Because states receive full federal financing for this expansion for the first three years, states considering opting out are contemplating leaving huge amounts of federal funding on the table. But because the state portion of shared financing goes up over time, it is clear that several states are balancing concerns about their future fiscal obligations. As always, the Kaiser Family Foundation has good additional resources on these issues available here.

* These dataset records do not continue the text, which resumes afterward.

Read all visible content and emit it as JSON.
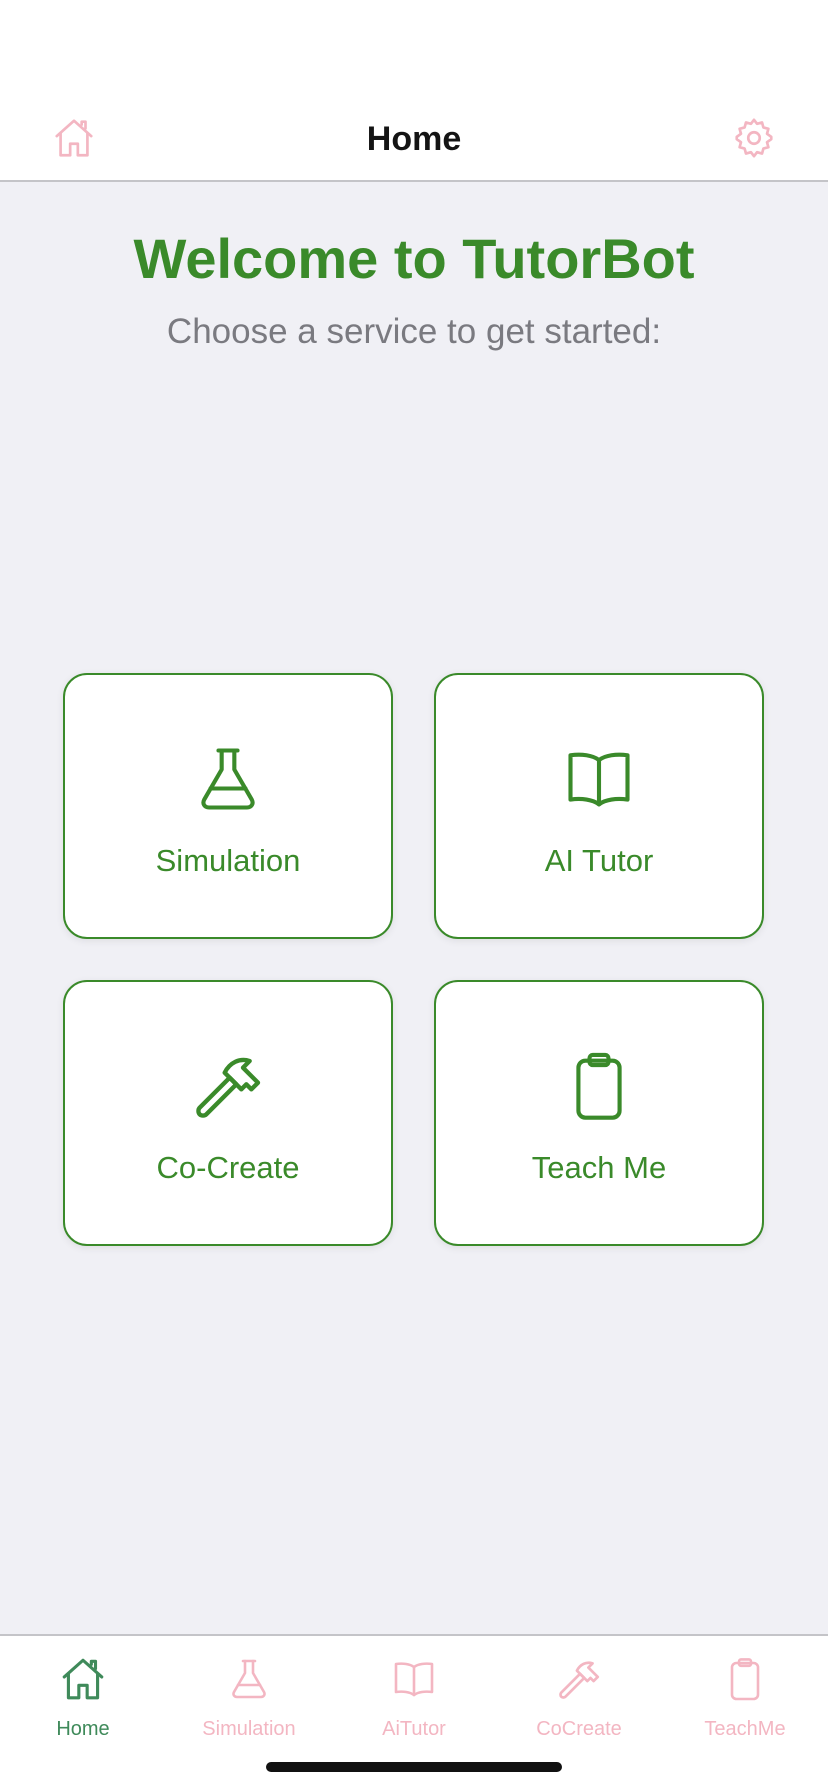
{
  "header": {
    "title": "Home",
    "left_icon": "house-icon",
    "right_icon": "gear-icon",
    "icon_color": "#f3b6c2"
  },
  "main": {
    "title": "Welcome to TutorBot",
    "subtitle": "Choose a service to get started:",
    "accent_color": "#3a8a2a",
    "cards": [
      {
        "label": "Simulation",
        "icon": "flask-icon"
      },
      {
        "label": "AI Tutor",
        "icon": "book-icon"
      },
      {
        "label": "Co-Create",
        "icon": "hammer-icon"
      },
      {
        "label": "Teach Me",
        "icon": "clipboard-icon"
      }
    ]
  },
  "tabbar": {
    "active_color": "#3f8a5a",
    "inactive_color": "#f3b6c2",
    "tabs": [
      {
        "label": "Home",
        "icon": "house-icon",
        "active": true
      },
      {
        "label": "Simulation",
        "icon": "flask-icon",
        "active": false
      },
      {
        "label": "AiTutor",
        "icon": "book-icon",
        "active": false
      },
      {
        "label": "CoCreate",
        "icon": "hammer-icon",
        "active": false
      },
      {
        "label": "TeachMe",
        "icon": "clipboard-icon",
        "active": false
      }
    ]
  }
}
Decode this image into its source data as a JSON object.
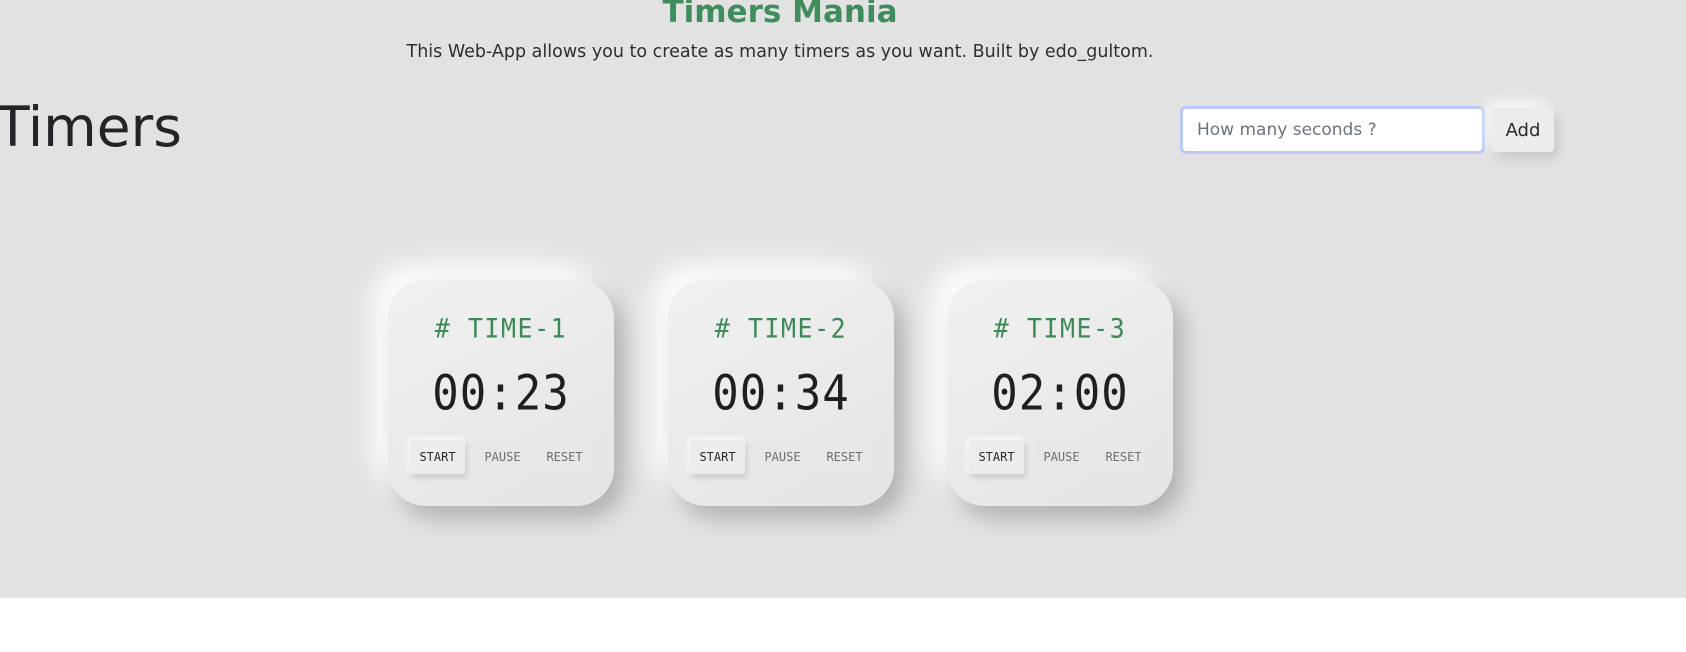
{
  "header": {
    "title": "Timers Mania",
    "subtitle": "This Web-App allows you to create as many timers as you want. Built by edo_gultom."
  },
  "section": {
    "heading": "Timers"
  },
  "add_form": {
    "input_placeholder": "How many seconds ?",
    "input_value": "",
    "add_label": "Add"
  },
  "timers": [
    {
      "title": "# TIME-1",
      "time": "00:23",
      "start_label": "START",
      "pause_label": "PAUSE",
      "reset_label": "RESET"
    },
    {
      "title": "# TIME-2",
      "time": "00:34",
      "start_label": "START",
      "pause_label": "PAUSE",
      "reset_label": "RESET"
    },
    {
      "title": "# TIME-3",
      "time": "02:00",
      "start_label": "START",
      "pause_label": "PAUSE",
      "reset_label": "RESET"
    }
  ],
  "colors": {
    "accent_green": "#3f8c5c",
    "background": "#e2e2e2",
    "input_focus_border": "#b7c9f4"
  }
}
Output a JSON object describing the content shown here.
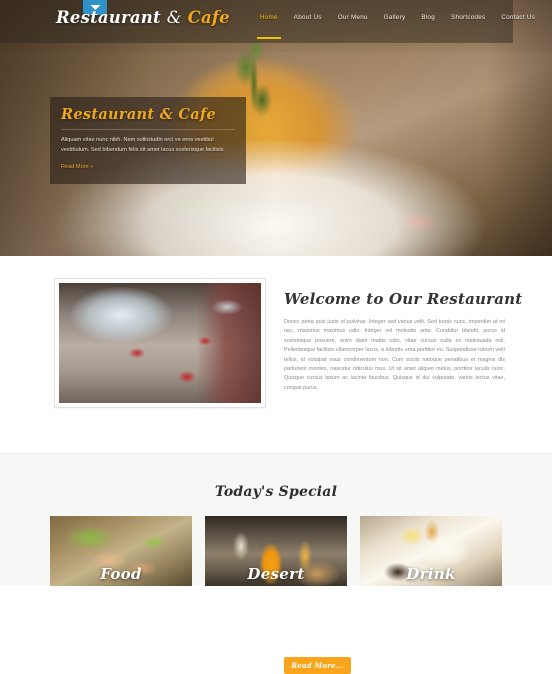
{
  "header": {
    "logo": {
      "part1": "Restaurant",
      "amp": "&",
      "part2": "Cafe"
    },
    "badge_icon": "chevron-down-icon",
    "nav": [
      {
        "label": "Home",
        "active": true
      },
      {
        "label": "About Us",
        "active": false
      },
      {
        "label": "Our Menu",
        "active": false
      },
      {
        "label": "Gallery",
        "active": false
      },
      {
        "label": "Blog",
        "active": false
      },
      {
        "label": "Shortcodes",
        "active": false
      },
      {
        "label": "Contact Us",
        "active": false
      }
    ]
  },
  "hero": {
    "caption_title": "Restaurant & Cafe",
    "caption_text": "Aliquam vitae nunc nibh. Nam sollicitudin orci ve eros vestibul vestibulum. Sed bibendum felis sit amet lacus scelerisque facilisis",
    "read_more_label": "Read More »"
  },
  "welcome": {
    "title": "Welcome to Our Restaurant",
    "body": "Donec porta quis justo id pulvinar. Integer sed varius velit. Sed turpis nunc, imperdiet at mi nec, maximus maximus odio. Integer vel molestie ante. Curabitur blandit, purus id scelerisque posuere, enim diam mattis odio, vitae cursus nulla ex malesuada nisl. Pellentesque facilisis ullamcorper lacus, a lobortis urna porttitor eu. Suspendisse rutrum velit tellus, id volutpat risus condimentum non. Cum sociis natoque penatibus et magnis dis parturient montes, nascetur ridiculus mus. Ut sit amet aliquet metus, porttitor iaculis nunc. Quisque cursus ipsum ac lacinia faucibus. Quisque id dui vulputate, varius lectus vitae, congue purus.",
    "read_more_label": "Read More...",
    "photo_alt": "restaurant-interior-photo"
  },
  "specials": {
    "title": "Today's Special",
    "cards": [
      {
        "label": "Food"
      },
      {
        "label": "Desert"
      },
      {
        "label": "Drink"
      }
    ]
  },
  "colors": {
    "accent_orange": "#f8a51b",
    "logo_gold": "#f0a81e",
    "nav_active": "#f5c518",
    "badge_blue": "#2f93c9",
    "specials_bg": "#f7f7f5",
    "body_text": "#8b8b8b"
  }
}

The most immediate impact of opting out of the Medicaid expansion would be the implicit perpetuation of a system that only values poor women’s health when they are pregnant and therefore eligible for Medicaid coverage. It is a step back from the realization that the best way to improve women’s health – and by extension the health of her children should she choose to become pregnant – is to focus on those risk factors that affect birth outcomes both before and between pregnancy. It limits the window of opportunity to reverse years of unhealthy behaviors and exposures to several months and, for many women, will perpetuate a situation where they lose Medicaid coverage 60 days postpartum. Again, limiting the ability to address any risk factors discovered during pregnancy and especially those that may have contributed to a poor birth outcome. In short, it would perpetuate a fragmented, episodic approach to health care rather than the continuous and coordinated approach championed by MCH professionals.
So while the opt out option creates or perpetuates challenges, one thing worth noting from our public health science is that health insurance coverage – while fundamental and essential – is insufficient to improve population health outcomes. The preconception care movement also tells us that focusing on prenatal care alone might simply be too late. As one wise state MCH director taught me, "We are realizing that seven or eight months of world class prenatal care simply cannot reverse a lifetime of unhealthy behaviors and environmental exposures that contribute to poor birth outcomes."
Accordingly, AMCHP will continue to advocate that our best opportunities to improve birth outcomes and prevent infant mortality likely comes from focusing on upstream interventions across the life span that prevent or mitigate the chronic disease and other risk factors that might cause poor health and poor birth outcomes. We will keep up our mantra that healthy kids start with healthy moms, in healthy families, in healthy communities. And as always, we thank you for providing the commitment and leadership we need to accelerate progress.